Gratuitous Guilt and the Burden of not being a Burden

I think I apologized to a wall once…

A few weeks ago, I accidentally disposed of my recycling in the dumpster instead of the recycling bin. I felt so bad about it that I considered trying to go in and get it. I did the same thing earlier today, and actually used a bungee cord to fish the bag out of the (thankfully empty) dumpster so I could move it to the bin.

A couple of days ago, I turned down an outing with friends because I wasn’t interested in seeing the movie they were going to. I felt the need to apologize several times to the friend who invited me, even though I know she is a kind and generous person who wouldn’t be angry at me for that.

And just the other day, I learned that my ex seems lonely across the country in his new life. While at first I was sort of glad, later on I cried over it, feeling so guilty about it. Even though it was his decision and his decision alone to break up with me and move away.

When we were together, he told me I apologize too much. My first instinct was to apologize for that. I apologize for everything, even things that I have no control over. I think I apologized to a wall once.

If a butterfly flaps its wings in the Amazon, I’ll apologize for the typhoon it caused in Japan.

A corollary to my guilt over everything that happens ever is that I try to avoid that guilt by never bothering anyone ever. Apparently what I wanted to be when I grew up was “not a burden.” My motto is “I’m okay. I’m always okay.” I have worked to be self-sufficient so that I don’t have to burden anyone else with my foibles, my quirks, my crazy brain.

I know I was not a burden to the ex. And yet, based on our conversations around the breakup, I ended up feeling that way. That he left because I was too much trouble. My logical side can counter this with example after example of how I have managed to take care of myself over the years, and how I not only took care of myself, but also took care of him during our relationship. And I know that the times he took care of me were not infrequent, but also were totally normal in the context of a serious relationship.

And yet. I go to my friends for support and feel guilty for doing so. I have been asked how I would feel if the roles were reversed: if one of my friends needed me, would I think of them as a burden? “I would just want to help them,” I replied. “So why is it different for you?”

I have no clear answer for that, except to say that I have this deeply ingrained need to not bother anyone, as well as this guilt for the times in which I may have done so. I don’t know where it comes from. If one were to liken the human brain to a library (which, of course, I would do–see the name of the blog), mine contains a book that holds the answer to this and many other “why am I so weird and crazy?” questions. That book is large, with densely printed text and massive amounts of scribbled marginalia. But the book has been mis-shelved on a range of shelves with similar looking books. That range of books is in an old dusty room with a locked door whose key is missing. And the door is hidden behind a massive microfiche cabinet that no one has touched for years. And I don’t know the room exists anyway.
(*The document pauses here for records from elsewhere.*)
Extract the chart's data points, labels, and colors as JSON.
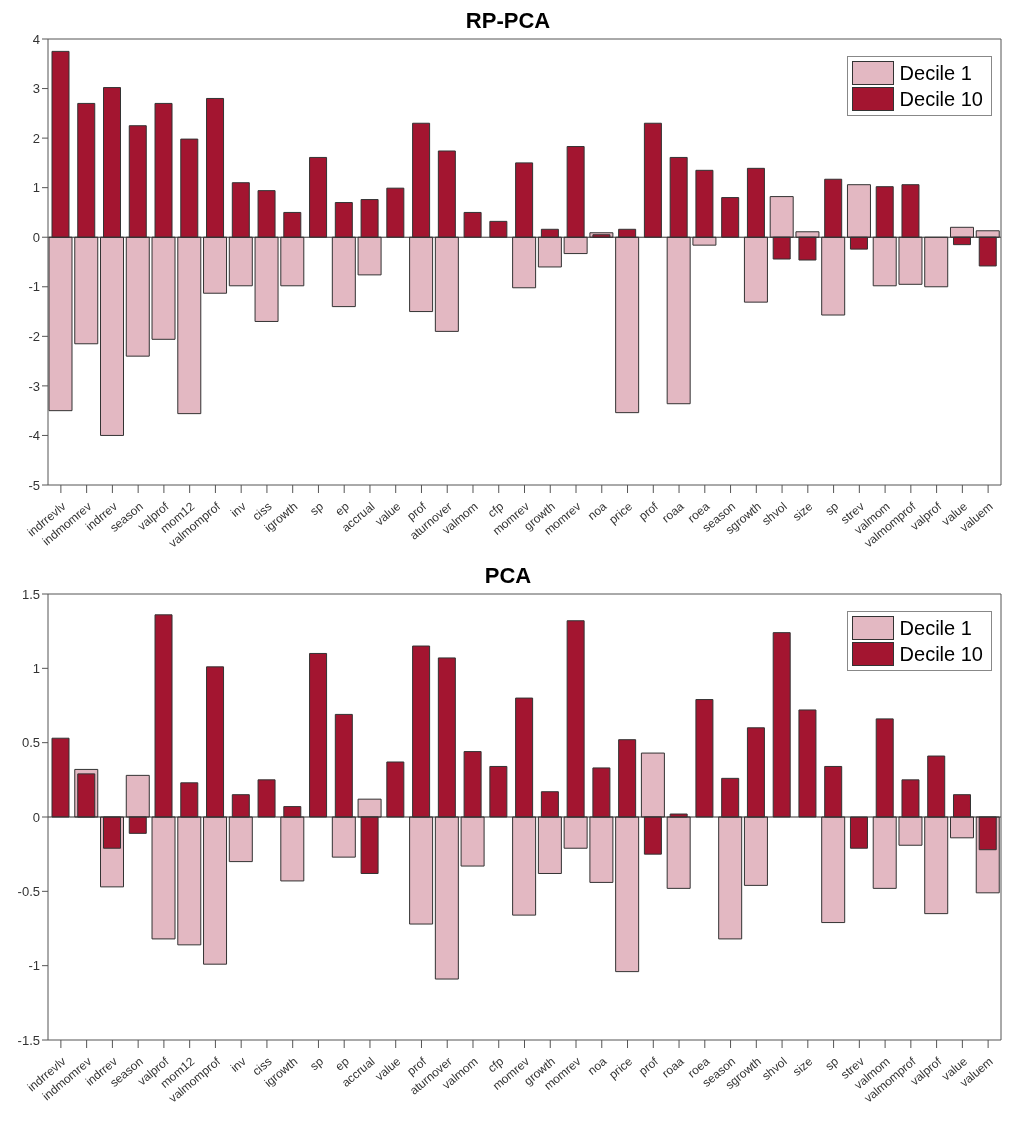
{
  "chart_data": [
    {
      "type": "bar",
      "title": "RP-PCA",
      "categories": [
        "indrrevlv",
        "indmomrev",
        "indrrev",
        "season",
        "valprof",
        "mom12",
        "valmomprof",
        "inv",
        "ciss",
        "igrowth",
        "sp",
        "ep",
        "accrual",
        "value",
        "prof",
        "aturnover",
        "valmom",
        "cfp",
        "momrev",
        "growth",
        "momrev",
        "noa",
        "price",
        "prof",
        "roaa",
        "roea",
        "season",
        "sgrowth",
        "shvol",
        "size",
        "sp",
        "strev",
        "valmom",
        "valmomprof",
        "valprof",
        "value",
        "valuem"
      ],
      "series": [
        {
          "name": "Decile 1",
          "color": "#e3b8c2",
          "values": [
            -3.5,
            -2.15,
            -4.0,
            -2.4,
            -2.06,
            -3.56,
            -1.13,
            -0.98,
            -1.7,
            -0.98,
            0,
            -1.4,
            -0.76,
            0,
            -1.5,
            -1.9,
            0,
            0,
            -1.02,
            -0.6,
            -0.33,
            0.09,
            -3.54,
            0,
            -3.36,
            -0.16,
            0,
            -1.31,
            0.82,
            0.11,
            -1.57,
            1.06,
            -0.98,
            -0.95,
            -1.0,
            0.2,
            0.13
          ]
        },
        {
          "name": "Decile 10",
          "color": "#a31530",
          "values": [
            3.75,
            2.7,
            3.02,
            2.25,
            2.7,
            1.98,
            2.8,
            1.1,
            0.94,
            0.5,
            1.61,
            0.7,
            0.76,
            0.99,
            2.3,
            1.74,
            0.5,
            0.32,
            1.5,
            0.16,
            1.83,
            0.05,
            0.16,
            2.3,
            1.61,
            1.35,
            0.8,
            1.39,
            -0.44,
            -0.46,
            1.17,
            -0.24,
            1.02,
            1.06,
            0,
            -0.15,
            -0.58
          ]
        }
      ],
      "ylim": [
        -5,
        4
      ],
      "yticks": [
        -5,
        -4,
        -3,
        -2,
        -1,
        0,
        1,
        2,
        3,
        4
      ],
      "legend": "top right"
    },
    {
      "type": "bar",
      "title": "PCA",
      "categories": [
        "indrrevlv",
        "indmomrev",
        "indrrev",
        "season",
        "valprof",
        "mom12",
        "valmomprof",
        "inv",
        "ciss",
        "igrowth",
        "sp",
        "ep",
        "accrual",
        "value",
        "prof",
        "aturnover",
        "valmom",
        "cfp",
        "momrev",
        "growth",
        "momrev",
        "noa",
        "price",
        "prof",
        "roaa",
        "roea",
        "season",
        "sgrowth",
        "shvol",
        "size",
        "sp",
        "strev",
        "valmom",
        "valmomprof",
        "valprof",
        "value",
        "valuem"
      ],
      "series": [
        {
          "name": "Decile 1",
          "color": "#e3b8c2",
          "values": [
            0,
            0.32,
            -0.47,
            0.28,
            -0.82,
            -0.86,
            -0.99,
            -0.3,
            0,
            -0.43,
            0,
            -0.27,
            0.12,
            0,
            -0.72,
            -1.09,
            -0.33,
            0,
            -0.66,
            -0.38,
            -0.21,
            -0.44,
            -1.04,
            0.43,
            -0.48,
            0,
            -0.82,
            -0.46,
            0,
            0,
            -0.71,
            0,
            -0.48,
            -0.19,
            -0.65,
            -0.14,
            -0.51
          ]
        },
        {
          "name": "Decile 10",
          "color": "#a31530",
          "values": [
            0.53,
            0.29,
            -0.21,
            -0.11,
            1.36,
            0.23,
            1.01,
            0.15,
            0.25,
            0.07,
            1.1,
            0.69,
            -0.38,
            0.37,
            1.15,
            1.07,
            0.44,
            0.34,
            0.8,
            0.17,
            1.32,
            0.33,
            0.52,
            -0.25,
            0.02,
            0.79,
            0.26,
            0.6,
            1.24,
            0.72,
            0.34,
            -0.21,
            0.66,
            0.25,
            0.41,
            0.15,
            -0.22
          ]
        }
      ],
      "ylim": [
        -1.5,
        1.5
      ],
      "yticks": [
        -1.5,
        -1,
        -0.5,
        0,
        0.5,
        1,
        1.5
      ],
      "legend": "top right"
    }
  ]
}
I’m tired of feeling guilty for being who I am. It’s a hard habit to break. I want to do what is expected of me, to make sure everyone around me is happy (or at least content) and that I am not causing anyone any trouble. But it’s exhausting. Sometimes I feel as if I’m standing at the edge of a massive storm, and the only thing holding it back is me doing everything right. This is a ridiculous thought. But I know that there are others out there who feel the same way.

Someday I hope to discover that secret room, to break down a wall and avoid that locked door entirely. Perhaps I will discover why I strive so hard to please others at the expense of my own peace of mind. Or, at least, I’ll make sure the books in the room are shelved correctly.